野球選手肖像権訴訟と独禁法
東京地裁平成18年8月1日判決
判例時報1957号116頁
高橋由伸選手(巨人)らプロ野球選手33名が、所属球団(10社)を被告として、プロ野球ゲームソフト、プロ野球カードに関して第三者に対して肖像を使用許諾する権限が各球団にないことの確認を求めた裁判の第一審判決です。選手側の請求は棄却されています。
なお、この事件は、知財高裁で控訴審が続いています。先月27日、ヤクルト・古田敦也選手兼任監督(原告の1人)の尋問が行われています。報道によれば、次回は6月19日で、選手会会長の宮本慎也選手(ヤクルト・原告の1人)と原沢敦氏(巨人副代表)の尋問が行われる予定とのこと。
この訴訟では、野球選手が球団と交わしている「統一契約書」の16条に肖像権などが球団に属していて、球団が宣伝目的のためにいかなる方法で利用しても異議をいわない、という規定があって、この契約条項が無効であるとの主張がなされています。

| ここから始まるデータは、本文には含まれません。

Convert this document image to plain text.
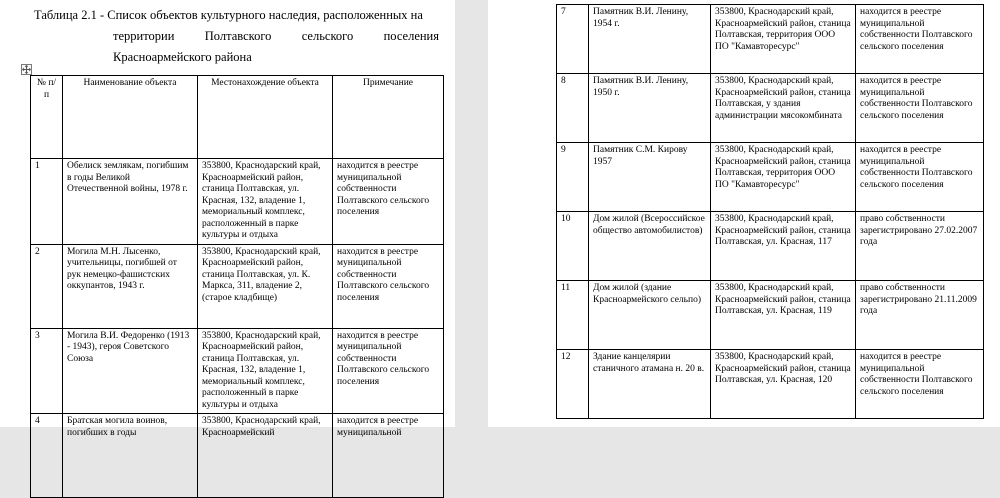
Таблица 2.1 - Список объектов культурного наследия, расположенных на
территории Полтавского сельского поселения
Красноармейского района
№ п/п	Наименование объекта	Местонахождение объекта	Примечание
1	Обелиск землякам, погибшим в годы Великой Отечественной войны, 1978 г.	353800, Краснодарский край, Красноармейский район, станица Полтавская, ул. Красная, 132, владение 1, мемориальный комплекс, расположенный в парке культуры и отдыха	находится в реестре муниципальной собственности Полтавского сельского поселения
2	Могила М.Н. Лысенко, учительницы, погибшей от рук немецко-фашистских оккупантов, 1943 г.	353800, Краснодарский край, Красноармейский район, станица Полтавская, ул. К. Маркса, 311, владение 2, (старое кладбище)	находится в реестре муниципальной собственности Полтавского сельского поселения
3	Могила В.И. Федоренко (1913 - 1943), героя Советского Союза	353800, Краснодарский край, Красноармейский район, станица Полтавская, ул. Красная, 132, владение 1, мемориальный комплекс, расположенный в парке культуры и отдыха	находится в реестре муниципальной собственности Полтавского сельского поселения
4	Братская могила воинов, погибших в годы	353800, Краснодарский край, Красноармейский	находится в реестре муниципальной
7	Памятник В.И. Ленину, 1954 г.	353800, Краснодарский край, Красноармейский район, станица Полтавская, территория ООО ПО "Камавторесурс"	находится в реестре муниципальной собственности Полтавского сельского поселения
8	Памятник В.И. Ленину, 1950 г.	353800, Краснодарский край, Красноармейский район, станица Полтавская, у здания администрации мясокомбината	находится в реестре муниципальной собственности Полтавского сельского поселения
9	Памятник С.М. Кирову 1957	353800, Краснодарский край, Красноармейский район, станица Полтавская, территория ООО ПО "Камавторесурс"	находится в реестре муниципальной собственности Полтавского сельского поселения
10	Дом жилой (Всероссийское общество автомобилистов)	353800, Краснодарский край, Красноармейский район, станица Полтавская, ул. Красная, 117	право собственности зарегистрировано 27.02.2007 года
11	Дом жилой (здание Красноармейского сельпо)	353800, Краснодарский край, Красноармейский район, станица Полтавская, ул. Красная, 119	право собственности зарегистрировано 21.11.2009 года
12	Здание канцелярии станичного атамана н. 20 в.	353800, Краснодарский край, Красноармейский район, станица Полтавская, ул. Красная, 120	находится в реестре муниципальной собственности Полтавского сельского поселения
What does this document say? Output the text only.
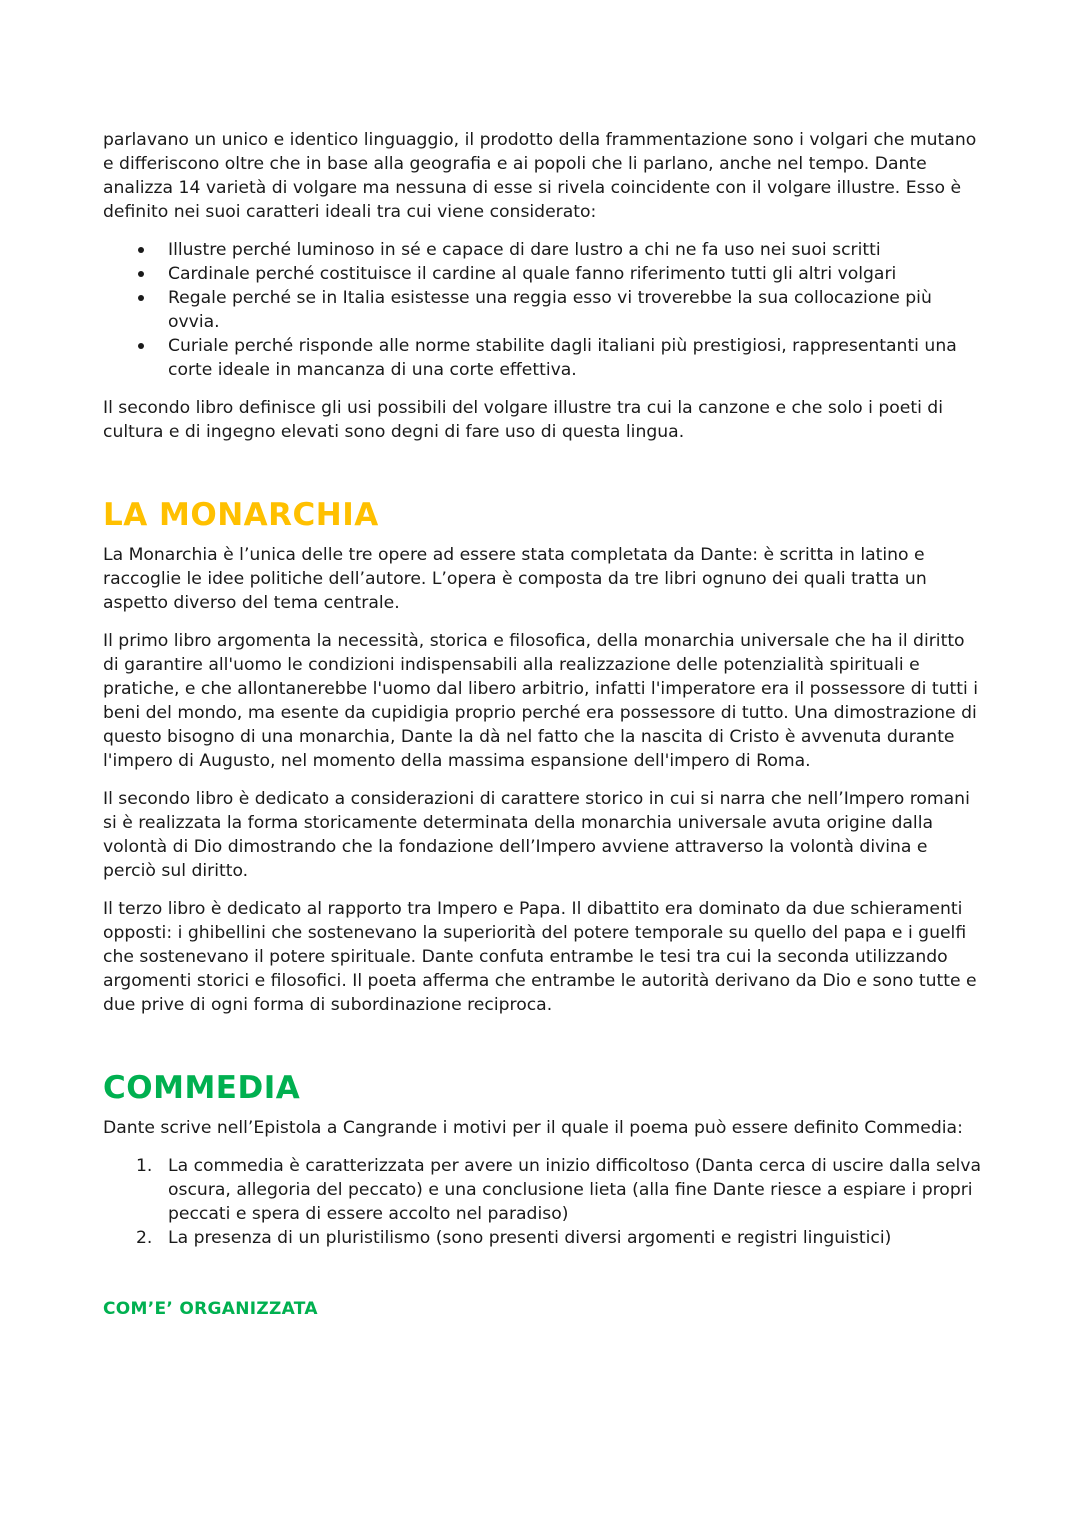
parlavano un unico e identico linguaggio, il prodotto della frammentazione sono i volgari che mutano e differiscono oltre che in base alla geografia e ai popoli che li parlano, anche nel tempo. Dante analizza 14 varietà di volgare ma nessuna di esse si rivela coincidente con il volgare illustre. Esso è definito nei suoi caratteri ideali tra cui viene considerato:

Illustre perché luminoso in sé e capace di dare lustro a chi ne fa uso nei suoi scritti
Cardinale perché costituisce il cardine al quale fanno riferimento tutti gli altri volgari
Regale perché se in Italia esistesse una reggia esso vi troverebbe la sua collocazione più ovvia.
Curiale perché risponde alle norme stabilite dagli italiani più prestigiosi, rappresentanti una corte ideale in mancanza di una corte effettiva.

Il secondo libro definisce gli usi possibili del volgare illustre tra cui la canzone e che solo i poeti di cultura e di ingegno elevati sono degni di fare uso di questa lingua.

LA MONARCHIA

La Monarchia è l’unica delle tre opere ad essere stata completata da Dante: è scritta in latino e raccoglie le idee politiche dell’autore. L’opera è composta da tre libri ognuno dei quali tratta un aspetto diverso del tema centrale.

Il primo libro argomenta la necessità, storica e filosofica, della monarchia universale che ha il diritto di garantire all'uomo le condizioni indispensabili alla realizzazione delle potenzialità spirituali e pratiche, e che allontanerebbe l'uomo dal libero arbitrio, infatti l'imperatore era il possessore di tutti i beni del mondo, ma esente da cupidigia proprio perché era possessore di tutto. Una dimostrazione di questo bisogno di una monarchia, Dante la dà nel fatto che la nascita di Cristo è avvenuta durante l'impero di Augusto, nel momento della massima espansione dell'impero di Roma.

Il secondo libro è dedicato a considerazioni di carattere storico in cui si narra che nell’Impero romani si è realizzata la forma storicamente determinata della monarchia universale avuta origine dalla volontà di Dio dimostrando che la fondazione dell’Impero avviene attraverso la volontà divina e perciò sul diritto.

Il terzo libro è dedicato al rapporto tra Impero e Papa. Il dibattito era dominato da due schieramenti opposti: i ghibellini che sostenevano la superiorità del potere temporale su quello del papa e i guelfi che sostenevano il potere spirituale. Dante confuta entrambe le tesi tra cui la seconda utilizzando argomenti storici e filosofici. Il poeta afferma che entrambe le autorità derivano da Dio e sono tutte e due prive di ogni forma di subordinazione reciproca.

COMMEDIA

Dante scrive nell’Epistola a Cangrande i motivi per il quale il poema può essere definito Commedia:

1. La commedia è caratterizzata per avere un inizio difficoltoso (Danta cerca di uscire dalla selva oscura, allegoria del peccato) e una conclusione lieta (alla fine Dante riesce a espiare i propri peccati e spera di essere accolto nel paradiso)
2. La presenza di un pluristilismo (sono presenti diversi argomenti e registri linguistici)
COM’E’ ORGANIZZATA
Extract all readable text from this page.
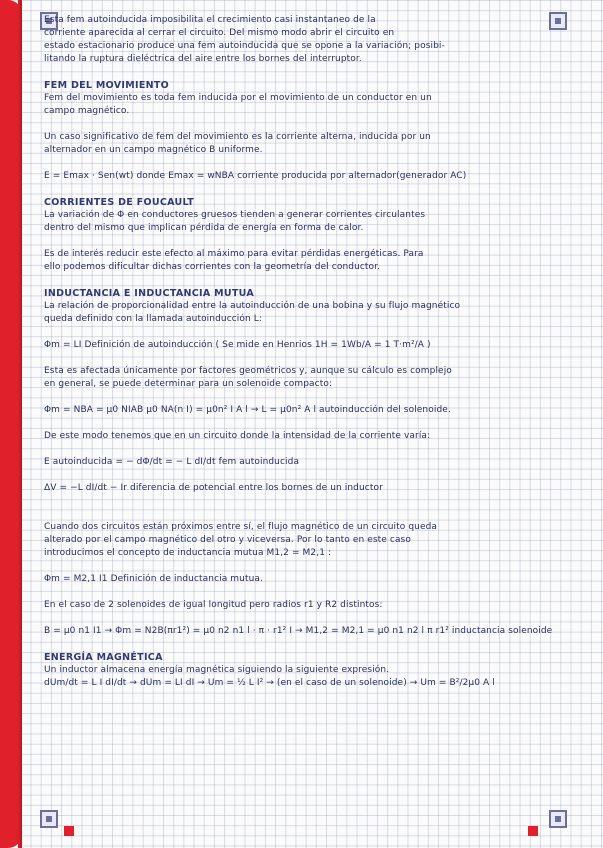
Esta fem autoinducida imposibilita el crecimiento casi instantaneo de la
corriente aparecida al cerrar el circuito. Del mismo modo abrir el circuito en
estado estacionario produce una fem autoinducida que se opone a la variación; posibi-
litando la ruptura dieléctrica del aire entre los bornes del interruptor.
FEM DEL MOVIMIENTO
Fem del movimiento es toda fem inducida por el movimiento de un conductor en un
campo magnético.
Un caso significativo de fem del movimiento es la corriente alterna, inducida por un
alternador en un campo magnético B uniforme.
E = Emax · Sen(wt) donde Emax = wNBA corriente producida por alternador(generador AC)
CORRIENTES DE FOUCAULT
La variación de Φ en conductores gruesos tienden a generar corrientes circulantes
dentro del mismo que implican pérdida de energía en forma de calor.
Es de interés reducir este efecto al máximo para evitar pérdidas energéticas. Para
ello podemos dificultar dichas corrientes con la geometría del conductor.
INDUCTANCIA E INDUCTANCIA MUTUA
La relación de proporcionalidad entre la autoinducción de una bobina y su flujo magnético
queda definido con la llamada autoinducción L:
Φm = LI Definición de autoinducción ( Se mide en Henrios 1H = 1Wb/A = 1 T·m²/A )
Esta es afectada únicamente por factores geométricos y, aunque su cálculo es complejo
en general, se puede determinar para un solenoide compacto:
Φm = NBA = μ0 NIAB μ0 NA(n I) = μ0n² I A l → L = μ0n² A l autoinducción del solenoide.
De este modo tenemos que en un circuito donde la intensidad de la corriente varía:
E autoinducida = − dΦ/dt = − L dI/dt fem autoinducida
ΔV = −L dI/dt − Ir diferencia de potencial entre los bornes de un inductor
Cuando dos circuitos están próximos entre sí, el flujo magnético de un circuito queda
alterado por el campo magnético del otro y viceversa. Por lo tanto en este caso
introducimos el concepto de inductancia mutua M1,2 = M2,1 :
Φm = M2,1 I1 Definición de inductancia mutua.
En el caso de 2 solenoides de igual longitud pero radios r1 y R2 distintos:
B = μ0 n1 I1 → Φm = N2B(πr1²) = μ0 n2 n1 l · π · r1² I → M1,2 = M2,1 = μ0 n1 n2 l π r1² inductancia solenoide
ENERGÍA MAGNÉTICA
Un inductor almacena energía magnética siguiendo la siguiente expresión.
dUm/dt = L I dI/dt → dUm = LI dI → Um = ½ L I² → (en el caso de un solenoide) → Um = B²/2μ0 A l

そして、この契約条項の無効の理由のひとつとして、この条項が、独占禁止法(独禁法)の不公正な取引方法の一般指定14項(優越的地位の濫用)または13項(拘束条件付取引)に該当して、健全な取引秩序を乱し、かつ、公正な商慣習の育成を阻害するので公序良俗に反するというのが、原告の主張でしたが、上記第一審判決は、優越的地位の濫用にも拘束条件付取引にも該当せず、この無効主張には理由がないとしました。
【関連事件】
公正取引委員会の平成15年4月22日付のコナミ株式会社に対する警告等と日本野球機構に対する要請というのがあり、これは、日本野球機構が管理する(球団、選手関連の)知的財産権についての、コナミ(プロ野球ゲームソフト製造販売事業者)に対する独占的使用許諾契約に関するものです。他のゲームメーカーへの再許諾に関して、独占禁止法で禁止されている不公正な取引方法(一般指定2項〔その他の取引拒絶〕)に該当する行為があったおそれがあるとされたものです。
→ http://www.jftc.go.jp/pressrelease/03.april/03042202.pdf
これに関連して、日本プロ野球選手会側は、平成14年8月、野球ゲームソフトに選手らの氏名及び肖像を使用したコナミと、同社に使用を許諾した日本野球機構に対し、野球ゲームソフトの販売の差止め等を求める訴えを東京地方裁判所に提起したのですが(平成14年(ワ)第18466号)、上記の独占的使用契約が終了したこともあって、平成16年コナミに対する訴えを取り下げています。日本野球機構に対する部分がどうなったのか、私は知らないのですが、こちらの訴訟の形を変えて平成17年に提起したのが冒頭の訴訟ではないのかな。
なお、選手会のホームページには、肖像権問題が結構詳しく載っています。
→ http://jpbpa.net/index.htm
【追記】(08/3/14)
平成20年2月25日、控訴審(知財高裁)で棄却判決がなされ、その後、選手側が上告しています。